Within 3-plus years of operation, RSBY is being considered as one of the most successful government-funded social insurance schemes in India in a public-private partnership mode and also in terms of outreach and sustainability. It may be considered a precursor to other social protection schemes in the country in future.

Notes

1.In India, in terms of access to medical care, the best five serving states are Kerala, Tamil Nadu, Himachal Pradesh, Gujarat and Haryana.

2.Social determinants of health, broadly stated, are the conditions in which people live and work that affect their opportunities to lead healthy lives. Good medical care is vital, but unless the root social causes that undermine people’s health are addressed, the opportunity for well-being will not be achieved.

3.Private expenditure on health in India is about 78% as compared to 14% in the Maldives, 29% in Bhutan, 53% in Sri Lanka, 31% in Thailand and 61% in China.

4.Kounteya Sinha in a Times of India Delhi Report on 8 May 2011.

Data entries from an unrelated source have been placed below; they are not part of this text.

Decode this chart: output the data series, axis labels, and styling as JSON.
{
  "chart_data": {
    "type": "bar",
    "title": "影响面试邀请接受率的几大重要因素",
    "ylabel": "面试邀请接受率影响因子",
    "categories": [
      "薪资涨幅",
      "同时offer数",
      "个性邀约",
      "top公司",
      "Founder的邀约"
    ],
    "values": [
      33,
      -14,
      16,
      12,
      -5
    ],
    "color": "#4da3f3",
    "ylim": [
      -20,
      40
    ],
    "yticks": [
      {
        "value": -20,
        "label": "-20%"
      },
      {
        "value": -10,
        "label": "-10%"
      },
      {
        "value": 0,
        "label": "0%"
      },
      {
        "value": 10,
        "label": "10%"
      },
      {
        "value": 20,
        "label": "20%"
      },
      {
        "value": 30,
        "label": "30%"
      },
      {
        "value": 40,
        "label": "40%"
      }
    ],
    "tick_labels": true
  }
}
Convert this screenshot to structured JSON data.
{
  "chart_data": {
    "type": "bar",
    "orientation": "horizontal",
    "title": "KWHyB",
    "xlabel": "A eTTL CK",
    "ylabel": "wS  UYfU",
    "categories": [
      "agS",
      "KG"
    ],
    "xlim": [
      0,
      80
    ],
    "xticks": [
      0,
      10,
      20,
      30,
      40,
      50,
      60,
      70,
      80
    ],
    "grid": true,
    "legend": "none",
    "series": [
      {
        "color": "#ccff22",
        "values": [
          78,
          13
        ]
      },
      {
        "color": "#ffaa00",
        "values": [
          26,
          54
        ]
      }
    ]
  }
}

5.All basic information regarding RSBY has been taken from website www.rsby.in

6.Ibid.

7. Most of the data on NHRM are available at www.mohfw.nic.in/NRHM/PRC-Reports.htm. See also Hussain (2011).

8.See www.rsby.in for the Kerala model of implementation of RSBY.

9.This is amply demonstrated by the state’s ability to respond briskly to a major disaster like the tsunami without any outbreak of epidemics and by the state’s technical expertise to help control the 1994 plague outbreak in Gujarat.